Monday, October 2, 2017

10.02.17 The White Rose

Perhaps it was inevitable (given my 30 year career in and around government) that policy and politics would find their way into my jewelry blog - that has certainly been the case over the past few months.  Since January, the world has become a different place - and not (in my humble opinion) for the better. The events of this year have had an impact on me, my blog and my jewelry.

Pearl earrings - Rehoboth Art League
I've written about the importance of art in troubled times, the Women's March, and most recently Charlottesville. When I was finally able to return to the studio (after vacation then hurricane Harvey) it felt like therapy...and I decided that the first piece I made would be for me (in part because if I made mistakes because I was out of practice, it wouldn't matter).

I knew exactly which stone I wanted to use. I won a lovely piece of white Howlite in a raffle, and wanted to create a pendant that would go well with the earrings I bought while I was on vacation.
I started thinking about what to put on the back of the pendant, and decided that a rose bud template I hadn't used yet would be perfect. Not only did the design echo the earrings - but I could wear it as a way to remind myself of the importance of daily resistance in the face of hate and injustice.

You see, during Hilter's rise to power there was a group of student resisters who called themselves the "White Rose Movement". Although it certainly was not their original intent, they sacrificed their lives standing up for for the rights and dignity of others.

As a soldier on the eastern front, Hans Scholl had seen firsthand the mistreatment of Jews working as forced labor for German army, and heard of the deportation of others to concentration camps.
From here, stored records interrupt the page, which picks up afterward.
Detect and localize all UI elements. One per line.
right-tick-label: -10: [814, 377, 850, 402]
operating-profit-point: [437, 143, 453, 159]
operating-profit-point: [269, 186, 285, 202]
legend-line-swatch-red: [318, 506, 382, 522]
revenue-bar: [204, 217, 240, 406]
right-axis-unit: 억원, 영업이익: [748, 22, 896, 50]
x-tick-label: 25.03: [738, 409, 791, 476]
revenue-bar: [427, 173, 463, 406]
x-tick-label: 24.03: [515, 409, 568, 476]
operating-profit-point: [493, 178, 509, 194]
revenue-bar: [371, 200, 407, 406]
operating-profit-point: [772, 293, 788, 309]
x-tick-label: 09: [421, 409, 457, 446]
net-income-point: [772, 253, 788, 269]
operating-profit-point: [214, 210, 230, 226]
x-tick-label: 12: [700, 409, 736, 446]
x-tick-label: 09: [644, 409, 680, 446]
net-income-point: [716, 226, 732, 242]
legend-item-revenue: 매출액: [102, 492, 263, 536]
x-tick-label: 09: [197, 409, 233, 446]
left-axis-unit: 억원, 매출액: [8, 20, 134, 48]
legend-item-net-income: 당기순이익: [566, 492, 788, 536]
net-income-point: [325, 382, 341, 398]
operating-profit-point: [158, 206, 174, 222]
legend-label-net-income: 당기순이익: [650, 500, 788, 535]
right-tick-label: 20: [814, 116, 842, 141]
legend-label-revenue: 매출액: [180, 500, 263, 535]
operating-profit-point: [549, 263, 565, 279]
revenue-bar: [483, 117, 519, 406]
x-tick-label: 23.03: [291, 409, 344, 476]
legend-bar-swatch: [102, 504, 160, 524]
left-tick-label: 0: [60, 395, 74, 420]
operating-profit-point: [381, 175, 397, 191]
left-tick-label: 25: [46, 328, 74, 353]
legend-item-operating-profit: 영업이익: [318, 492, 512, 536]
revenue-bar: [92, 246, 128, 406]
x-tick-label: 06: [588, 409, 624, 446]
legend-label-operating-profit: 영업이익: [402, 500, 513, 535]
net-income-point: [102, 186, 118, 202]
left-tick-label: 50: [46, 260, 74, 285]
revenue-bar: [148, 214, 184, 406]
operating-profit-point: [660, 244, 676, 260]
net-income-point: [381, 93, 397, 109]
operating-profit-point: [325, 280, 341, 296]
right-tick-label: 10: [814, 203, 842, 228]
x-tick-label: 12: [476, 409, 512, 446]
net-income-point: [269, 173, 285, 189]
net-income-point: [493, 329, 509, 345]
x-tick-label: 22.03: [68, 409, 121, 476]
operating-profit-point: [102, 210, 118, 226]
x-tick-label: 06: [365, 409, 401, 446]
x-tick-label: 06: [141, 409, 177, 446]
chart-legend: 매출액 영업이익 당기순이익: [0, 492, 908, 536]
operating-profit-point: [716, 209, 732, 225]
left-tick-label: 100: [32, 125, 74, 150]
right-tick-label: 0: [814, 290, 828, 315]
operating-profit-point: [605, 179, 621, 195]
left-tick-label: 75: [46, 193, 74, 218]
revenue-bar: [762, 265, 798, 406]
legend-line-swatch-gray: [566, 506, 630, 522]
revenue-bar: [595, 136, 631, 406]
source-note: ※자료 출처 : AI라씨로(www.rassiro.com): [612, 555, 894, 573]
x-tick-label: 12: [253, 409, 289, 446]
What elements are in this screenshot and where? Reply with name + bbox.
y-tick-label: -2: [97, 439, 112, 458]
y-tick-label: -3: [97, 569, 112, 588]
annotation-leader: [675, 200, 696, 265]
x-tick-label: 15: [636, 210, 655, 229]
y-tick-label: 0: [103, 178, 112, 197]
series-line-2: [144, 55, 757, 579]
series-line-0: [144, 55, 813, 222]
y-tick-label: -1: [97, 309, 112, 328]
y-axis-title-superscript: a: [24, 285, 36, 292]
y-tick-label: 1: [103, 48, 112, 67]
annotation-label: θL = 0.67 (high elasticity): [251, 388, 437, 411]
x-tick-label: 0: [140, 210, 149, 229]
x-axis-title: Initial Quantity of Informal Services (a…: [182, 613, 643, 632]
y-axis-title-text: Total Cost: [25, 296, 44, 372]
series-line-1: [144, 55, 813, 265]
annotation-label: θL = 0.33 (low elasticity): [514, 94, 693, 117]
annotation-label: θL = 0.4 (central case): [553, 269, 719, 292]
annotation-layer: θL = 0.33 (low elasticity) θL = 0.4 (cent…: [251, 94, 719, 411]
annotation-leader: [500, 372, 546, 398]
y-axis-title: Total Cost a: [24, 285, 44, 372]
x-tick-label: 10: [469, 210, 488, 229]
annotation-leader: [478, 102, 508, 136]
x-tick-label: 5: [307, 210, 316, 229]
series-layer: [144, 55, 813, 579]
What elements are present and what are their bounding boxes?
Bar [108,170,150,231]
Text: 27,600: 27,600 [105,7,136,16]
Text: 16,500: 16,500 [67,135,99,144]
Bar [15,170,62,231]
When he returned to Munich as a medical student Hans, along with his sister Sophie and fellow students Christoph Probst, Willi Graf, and Alexander Schmorell, founded the movement to speak out against the rise of the Nazi party.  The students secretly distributed leaflets that encouraged others to object to the war - but were turned in to the Gestapo by a member of the university community - and subsequently executed.

As Americans, we like to think (and say) "it could never happen here" - but in fact - it did, when more than 100,000 Japanese Americans were incarcerated in camps during WWII...and it could happen again.  Proposals to ban Muslims or deport young people who were brought to this country as children sound just a little too much like rounding up people simply because they are different.

History can be ugly and painful - but it is also full of examples of individuals who chose not to look the other way, not to be silent, and to do these things as considerable personal risk.  These good people - ordinary people doing extraordinary things - walk among us every day.  I want to be one of them - and on the days when that is hard, I will wear this necklace.